Back to List Archive

Re: running out of memory during merge

From: Bill Moseley <moseley(at)not-real.hank.org>
Date: Thu Dec 06 2001 - 07:36:22 GMT
At 10:15 PM 12/05/01 -0800, Benjamin Grosser wrote:
>I'm getting the following message when trying to merge index files:
>
> swish: Ran out of memory (could not allocate enough)!

You may be out of luck.

Maybe Jose will have some comments (or correct anything that I say
incorrectly).

First, merging isn't just a matter of copying two files together.  It
basically  goes through the entire indexing process again.

Jose and Bill Meier and others put in a lot of work optimizing the indexing
process.  I can now index on my machine in about three minutes what once
took five hours ;)  (ok, so a machine swapping to death isn't a good
comparison.)

But the optimizations are really focused on file-by-file indexing.  Jose
does a lot of compression after processing each file while indexing.  None
of that is done while merging.  Basically, I think, merging falls back
something like swish 1.3 memory requirements.

I can index about 25K files on my machine in about 70M.  If I try to merge
that index with another index with only one file, I run out of memory.

You have two options at this time.

Index everything at once, or, if that's not reasonable, specify multiple
index files to swish with the -f switch.

The disadvantage of using multiple index files, IIRC, is only that sorting
very large result sets is slower, and requires more memory.  Sorting with
single indexes uses the "pre-sorted" tables making sorting faster.

There may be some way to use better compression during merge, but I think
it will be a while before that gets any attention.

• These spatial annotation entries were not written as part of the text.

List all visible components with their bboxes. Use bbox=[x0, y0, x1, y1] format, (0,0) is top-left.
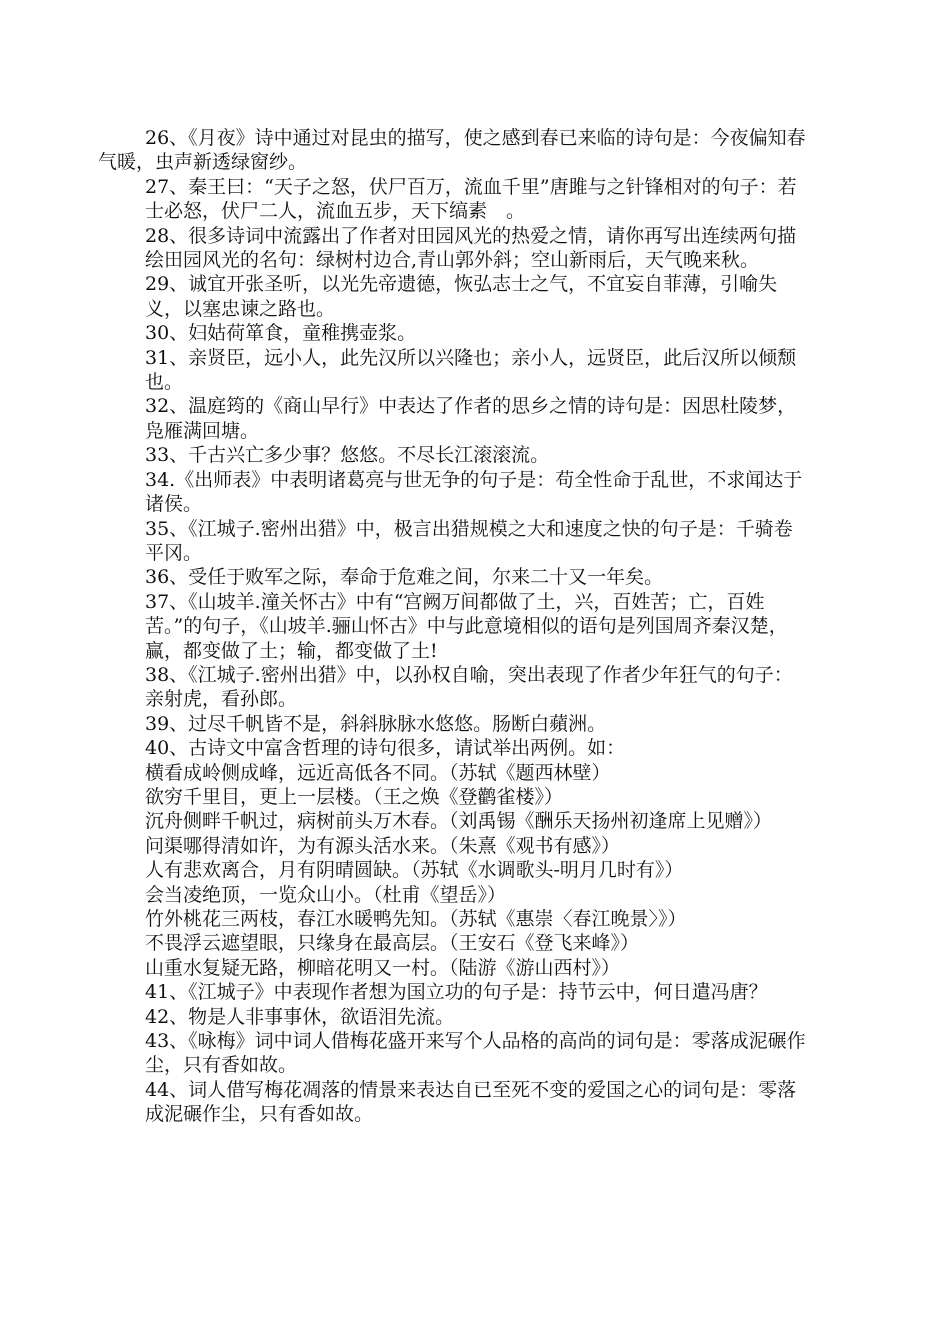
paragraph-9: 34.《出师表》中表明诸葛亮与世无争的句子是：苟全性命于乱世，不求闻达于诸侯。 bbox=[145, 468, 803, 516]
paragraph-22: 竹外桃花三两枝，春江水暖鸭先知。（苏轼《惠崇〈春江晚景〉》） bbox=[145, 908, 687, 930]
paragraph-20: 人有悲欢离合，月有阴晴圆缺。（苏轼《水调歌头-明月几时有》） bbox=[145, 859, 684, 882]
paragraph-21: 会当凌绝顶，一览众山小。（杜甫《望岳》） bbox=[145, 883, 507, 906]
paragraph-16: 横看成岭侧成峰，远近高低各不同。（苏轼《题西林壁） bbox=[145, 761, 611, 784]
paragraph-6: 31、亲贤臣，远小人，此先汉所以兴隆也；亲小人，远贤臣，此后汉所以倾颓也。 bbox=[145, 346, 797, 394]
paragraph-13: 38、《江城子.密州出猎》中，以孙权自喻，突出表现了作者少年狂气的句子：亲射虎，看孙郎。 bbox=[145, 663, 793, 711]
paragraph-8: 33、千古兴亡多少事？悠悠。不尽长江滚滚流。 bbox=[145, 444, 550, 467]
paragraph-1: 26、《月夜》诗中通过对昆虫的描写，使之感到春已来临的诗句是：今夜偏知春气暖，虫声新透绿窗纱。 bbox=[98, 127, 806, 174]
paragraph-25: 41、《江城子》中表现作者想为国立功的句子是：持节云中，何日遣冯唐？ bbox=[145, 981, 768, 1004]
paragraph-11: 36、受任于败军之际，奉命于危难之间，尔来二十又一年矣。 bbox=[145, 566, 664, 589]
paragraph-10: 35、《江城子.密州出猎》中，极言出猎规模之大和速度之快的句子是：千骑卷平冈。 bbox=[145, 517, 793, 564]
paragraph-26: 42、物是人非事事休，欲语泪先流。 bbox=[145, 1005, 455, 1028]
paragraph-2: 27、秦王曰：“天子之怒，伏尸百万，流血千里”唐雎与之针锋相对的句子：若士必怒，伏尸二人，流血五步，天下缟素 。 bbox=[145, 175, 797, 223]
paragraph-3: 28、很多诗词中流露出了作者对田园风光的热爱之情，请你再写出连续两句描绘田园风光的名句：绿树村边合,青山郭外斜；空山新雨后，天气晚来秋。 bbox=[145, 224, 797, 272]
paragraph-14: 39、过尽千帆皆不是，斜斜脉脉水悠悠。肠断白蘋洲。 bbox=[145, 712, 607, 735]
paragraph-4: 29、诚宜开张圣听，以光先帝遗德，恢弘志士之气，不宜妄自菲薄，引喻失义，以塞忠谏之路也。 bbox=[145, 273, 778, 320]
paragraph-28: 44、词人借写梅花凋落的情景来表达自已至死不变的爱国之心的词句是：零落成泥碾作尘，只有香如故。 bbox=[145, 1078, 797, 1126]
paragraph-18: 沉舟侧畔千帆过，病树前头万木春。（刘禹锡《酬乐天扬州初逢席上见赠》） bbox=[145, 810, 773, 833]
paragraph-7: 32、温庭筠的《商山早行》中表达了作者的思乡之情的诗句是：因思杜陵梦，凫雁满回塘。 bbox=[145, 395, 797, 442]
paragraph-27: 43、《咏梅》词中词人借梅花盛开来写个人品格的高尚的词句是：零落成泥碾作尘，只有香如故。 bbox=[145, 1030, 806, 1077]
paragraph-19: 问渠哪得清如许，为有源头活水来。（朱熹《观书有感》） bbox=[145, 834, 621, 857]
paragraph-23: 不畏浮云遮望眼，只缘身在最高层。（王安石《登飞来峰》） bbox=[145, 932, 640, 955]
paragraph-5: 30、妇姑荷箪食，童稚携壶浆。 bbox=[145, 322, 417, 345]
document-body bbox=[98, 126, 810, 1127]
paragraph-15: 40、古诗文中富含哲理的诗句很多，请试举出两例。如： bbox=[145, 737, 626, 760]
paragraph-24: 山重水复疑无路，柳暗花明又一村。（陆游《游山西村》） bbox=[145, 956, 621, 979]
paragraph-17: 欲穷千里目，更上一层楼。（王之焕《登鹳雀楼》） bbox=[145, 785, 564, 808]
paragraph-12: 37、《山坡羊.潼关怀古》中有“宫阙万间都做了土，兴，百姓苦；亡，百姓苦。”的句子，《山坡羊.骊山怀古》中与此意境相似的语句是列国周齐秦汉楚，赢，都变做了土；输，都变做了土! bbox=[145, 590, 788, 662]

>However, now it seems as if the merge is dying regardless of how much is
>free.  It seems to run right up to using about 530MB of physical RAM and
>then quits.  I freed up to about 650MB and it still quits after about
>530MB (hard to tell--I'm watching top so am not getting precise figures). 

Could you also be running up against a ulimit setting?

Try running with multiple indexes using -f and see how that works.


Bill Moseley
mailto:moseley@hank.org
Received on Thu Dec 6 07:36:55 2001